The legends over at RPCS3 - the team keeping PlayStation 3 games alive on PC long after Sony forgot the console existed - have had enough. According to Kotaku, the devs are being absolutely buried under a avalanche of AI-generated pull requests from vibe-coders who apparently think "generate and submit" counts as open-source contribution.

The RPCS3 team didn't mince words, suggesting that these aspiring contributors should "learn how to debug and code" rather than "generating slop that you don't understand." Honestly, respect for the directness - that's some final boss energy right there.

Why this actually matters

RPCS3 is one of the most technically impressive emulation projects out there. Getting PS3 games to run properly is no casual side quest - the Cell processor architecture was notoriously weird, and the emulator has taken years of serious, skilled engineering to reach the level it's at today.

Flooding a project like that with AI-generated code isn't just annoying - it's actively harmful. Every garbage pull request is a support ticket that real developers have to triage, review, and close, eating up time that could go toward actually making the emulator better. It's like showing up to a speedrun event and submitting a TAS you downloaded without understanding a single input.

The vibe-coding pipeline has a bug

The broader issue here is that "vibe coding" - the trend of prompting an AI to write code and submitting it without fully understanding what it does - is crashing headfirst into open-source projects that require genuine expertise. Emulation especially is a domain where low-quality contributions don't just get ignored, they create real overhead for maintainers who are usually volunteering their time.

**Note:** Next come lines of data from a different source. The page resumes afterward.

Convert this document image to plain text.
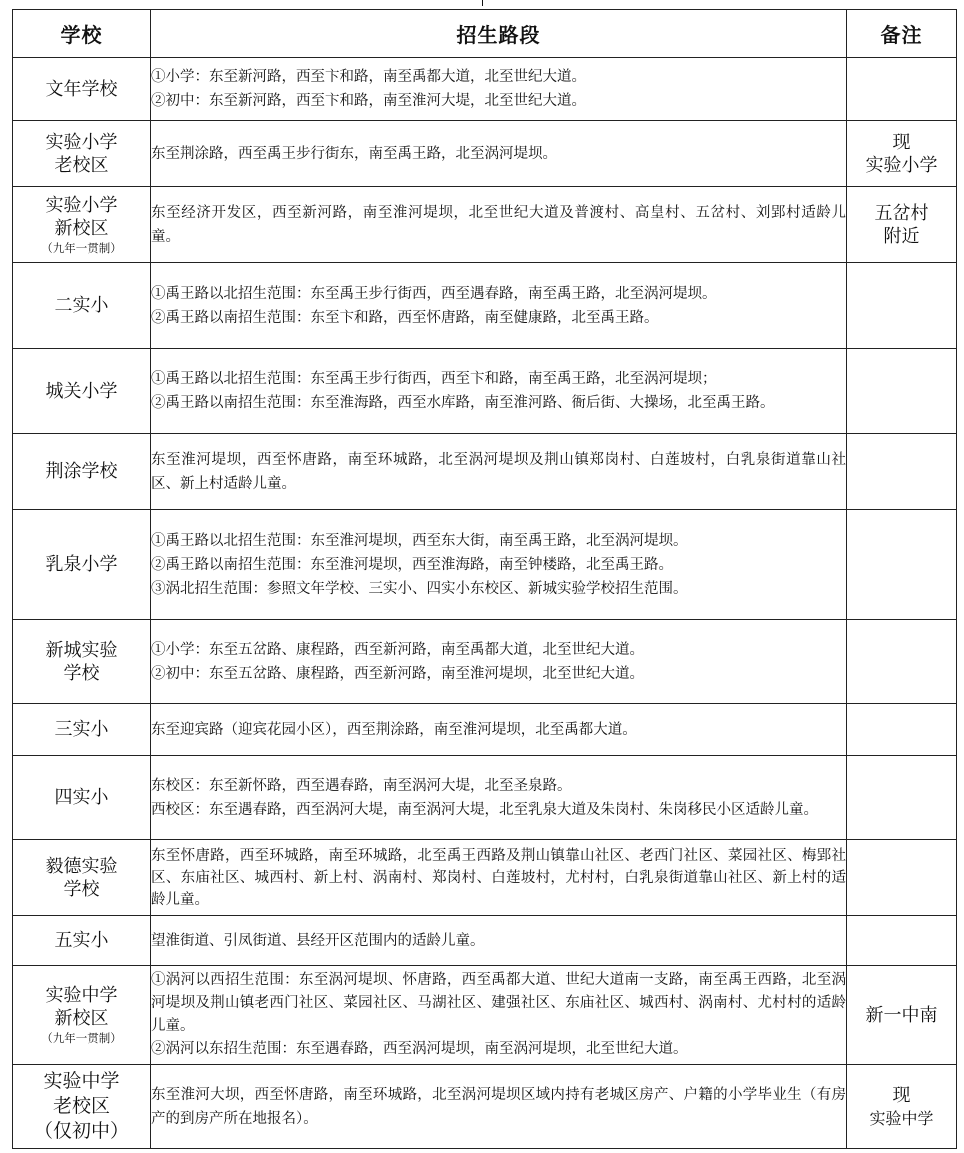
学校	招生路段	备注
文年学校	①小学：东至新河路，西至卞和路，南至禹都大道，北至世纪大道。
②初中：东至新河路，西至卞和路，南至淮河大堤，北至世纪大道。	

实验小学
老校区	东至荆涂路，西至禹王步行街东，南至禹王路，北至涡河堤坝。	现
实验小学
实验小学
新校区
（九年一贯制）	东至经济开发区，西至新河路，南至淮河堤坝，北至世纪大道及普渡村、高皇村、五岔村、刘郢村适龄儿童。	五岔村
附近
二实小	①禹王路以北招生范围：东至禹王步行街西，西至遇春路，南至禹王路，北至涡河堤坝。
②禹王路以南招生范围：东至卞和路，西至怀唐路，南至健康路，北至禹王路。	

城关小学	①禹王路以北招生范围：东至禹王步行街西，西至卞和路，南至禹王路，北至涡河堤坝；
②禹王路以南招生范围：东至淮海路，西至水库路，南至淮河路、衙后街、大操场，北至禹王路。	

荆涂学校	东至淮河堤坝，西至怀唐路，南至环城路，北至涡河堤坝及荆山镇郑岗村、白莲坡村，白乳泉街道靠山社区、新上村适龄儿童。	

乳泉小学	①禹王路以北招生范围：东至淮河堤坝，西至东大街，南至禹王路，北至涡河堤坝。
②禹王路以南招生范围：东至淮河堤坝，西至淮海路，南至钟楼路，北至禹王路。
③涡北招生范围：参照文年学校、三实小、四实小东校区、新城实验学校招生范围。	

新城实验
学校	①小学：东至五岔路、康程路，西至新河路，南至禹都大道，北至世纪大道。
②初中：东至五岔路、康程路，西至新河路，南至淮河堤坝，北至世纪大道。	

三实小	东至迎宾路（迎宾花园小区），西至荆涂路，南至淮河堤坝，北至禹都大道。	

四实小	东校区：东至新怀路，西至遇春路，南至涡河大堤，北至圣泉路。
西校区：东至遇春路，西至涡河大堤，南至涡河大堤，北至乳泉大道及朱岗村、朱岗移民小区适龄儿童。	

毅德实验
学校	东至怀唐路，西至环城路，南至环城路，北至禹王西路及荆山镇靠山社区、老西门社区、菜园社区、梅郢社区、东庙社区、城西村、新上村、涡南村、郑岗村、白莲坡村，尤村村，白乳泉街道靠山社区、新上村的适龄儿童。	

五实小	望淮街道、引凤街道、县经开区范围内的适龄儿童。	

实验中学
新校区
（九年一贯制）	①涡河以西招生范围：东至涡河堤坝、怀唐路，西至禹都大道、世纪大道南一支路，南至禹王西路，北至涡河堤坝及荆山镇老西门社区、菜园社区、马湖社区、建强社区、东庙社区、城西村、涡南村、尤村村的适龄儿童。
②涡河以东招生范围：东至遇春路，西至涡河堤坝，南至涡河堤坝，北至世纪大道。	新一中南
实验中学
老校区
（仅初中）	东至淮河大坝，西至怀唐路，南至环城路，北至涡河堤坝区域内持有老城区房产、户籍的小学毕业生（有房产的到房产所在地报名）。	现
实验中学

To be fair, nobody is saying AI tools are forbidden in development. But there's a massive difference between using AI as a coding assistant while you understand the output, versus copy-pasting a response from a chatbot into a pull request for one of the most complex emulators on the planet and hoping for the best.

The RPCS3 team's message is pretty clear: if you want to contribute, put in the grind first. Level up your skills, learn the codebase, and submit something that you can actually defend in a code review. Anything less and you're basically showing up to a raid with no gear and asking the party to carry you.